Researchers from the University of Virginia (including Sandia researchers), University of Illinois, the University of Colorado, the Colorado School of Mines and the National Renewable Energy Laboratory have all teamed up to develop a low-cost offshore 50-MW turbine with a rotor blade more than 650 feet long, two and a half times longer than any existing wind blade.

“Exascale turbines take advantage of economies of scale,” says Todd Griffith, lead blade designer on the project and technical lead for Sandia’s Offshore Wind Energy Program.

Todd Griffith with a cross-section of a 50-meter blade, part of the pathway to the 200-meter exascale turbines planned under the DOE. (Source: Randy Montoya)Todd Griffith with a cross-section of a 50-meter blade, part of the pathway to the 200-meter exascale turbines planned under the DOE. (Source: Randy Montoya)

The initial designs are based on a previous 12-MW Sandia system that uses blades that are 328-feet long.

While a 50-MW horizontal wind turbine is well beyond the size of any current design, the team’s studies show that load alignment can dramatically reduce peak stresses and fatigue on the rotor blades, which would reduce costs and allow for the construction of blades big enough for a 50-MW system.

Currently, in the United State, wind turbines produce power in the 1- to 2-MW range, with blades about 165 feet long. Even the largest commercially available turbine is rated at 8 MW with blades only 262 feet long.

“The U.S. has great offshore wind energy potential, but offshore installations are expensive, so larger turbines are needed to capture that energy at an affordable cost,” says Griffith.

The team will have to face a variety of challenges before they can scale up to a 50-MW turbine — more than six times the power output of the largest current turbines. The blades are costly and must be stiff, durable and eliminate the risk of tower strikes in strong gusts.

“Those stiff blades are heavy, and their mass, which is directly related to cost, becomes even more problematic at the extreme scale due to gravity loads and other changes,” says Griffith.

In order to combat some of the costs, Griffith suggests manufacturing the blades in segments, eliminating the need for transportation and assembly of blades as single units

The exascale turbines would be sited downwind, unlike conventional turbines that are configured with the rotor blades upwind of the tower.

The researchers were inspired by the movements of palm trees in heavy storms. The lightweight, trunk manages to bend in the wind while retaining its stiffness. Using the palm-tree approach, the mass required for blade stiffness could be significantly reduced.

The segmented turbine blades could work well in parts of the world that experience often hurricanes, where offshore turbines would need to withstand wind speeds over 200 mph.
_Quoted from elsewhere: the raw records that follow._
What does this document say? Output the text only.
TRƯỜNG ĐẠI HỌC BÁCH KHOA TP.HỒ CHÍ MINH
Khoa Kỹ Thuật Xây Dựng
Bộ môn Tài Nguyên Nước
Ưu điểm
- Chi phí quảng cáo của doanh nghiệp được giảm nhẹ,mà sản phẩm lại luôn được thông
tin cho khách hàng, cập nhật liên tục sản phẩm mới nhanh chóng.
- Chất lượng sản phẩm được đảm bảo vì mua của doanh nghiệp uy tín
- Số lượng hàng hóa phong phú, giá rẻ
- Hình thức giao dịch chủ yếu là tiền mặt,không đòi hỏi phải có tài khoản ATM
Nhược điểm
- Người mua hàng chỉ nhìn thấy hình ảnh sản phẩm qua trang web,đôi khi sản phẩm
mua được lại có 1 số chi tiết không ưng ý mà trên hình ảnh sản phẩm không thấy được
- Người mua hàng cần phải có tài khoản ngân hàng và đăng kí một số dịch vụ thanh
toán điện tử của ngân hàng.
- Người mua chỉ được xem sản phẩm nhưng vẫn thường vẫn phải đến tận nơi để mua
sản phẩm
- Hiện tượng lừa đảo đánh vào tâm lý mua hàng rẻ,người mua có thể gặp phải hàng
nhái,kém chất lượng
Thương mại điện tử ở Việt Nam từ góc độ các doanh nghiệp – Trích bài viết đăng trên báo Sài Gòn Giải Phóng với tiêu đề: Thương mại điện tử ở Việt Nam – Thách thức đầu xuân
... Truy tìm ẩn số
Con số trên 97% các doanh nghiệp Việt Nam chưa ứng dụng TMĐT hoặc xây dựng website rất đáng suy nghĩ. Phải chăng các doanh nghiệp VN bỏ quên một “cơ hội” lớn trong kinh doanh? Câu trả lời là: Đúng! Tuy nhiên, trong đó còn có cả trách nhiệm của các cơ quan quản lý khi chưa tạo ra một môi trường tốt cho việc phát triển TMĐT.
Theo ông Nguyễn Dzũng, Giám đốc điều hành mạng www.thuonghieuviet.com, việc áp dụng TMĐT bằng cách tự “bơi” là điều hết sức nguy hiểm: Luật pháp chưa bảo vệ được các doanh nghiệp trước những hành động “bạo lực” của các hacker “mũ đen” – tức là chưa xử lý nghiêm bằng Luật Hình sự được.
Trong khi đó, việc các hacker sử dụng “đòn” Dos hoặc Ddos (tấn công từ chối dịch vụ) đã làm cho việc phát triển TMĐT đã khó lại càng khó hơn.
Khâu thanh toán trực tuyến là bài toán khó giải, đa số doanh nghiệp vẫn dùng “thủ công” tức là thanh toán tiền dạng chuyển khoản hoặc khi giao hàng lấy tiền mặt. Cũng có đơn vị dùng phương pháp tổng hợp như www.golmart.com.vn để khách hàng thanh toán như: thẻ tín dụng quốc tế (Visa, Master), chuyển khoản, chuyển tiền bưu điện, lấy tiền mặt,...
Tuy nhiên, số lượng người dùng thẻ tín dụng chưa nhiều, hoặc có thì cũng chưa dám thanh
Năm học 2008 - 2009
The blades align themselves to reduce cantilever forces on the blade through a trunnion hinge near the hub that responds to changes in wind speed.

“At dangerous wind speeds, the blades are stowed and aligned with the wind direction, reducing the risk of damage. At lower wind speeds, the blades spread out more to maximize energy production,” says Griffith.

This move toward exascale turbines could help the Department of Energy’s goal of providing 20% of the nation’s energy via wind by 2030.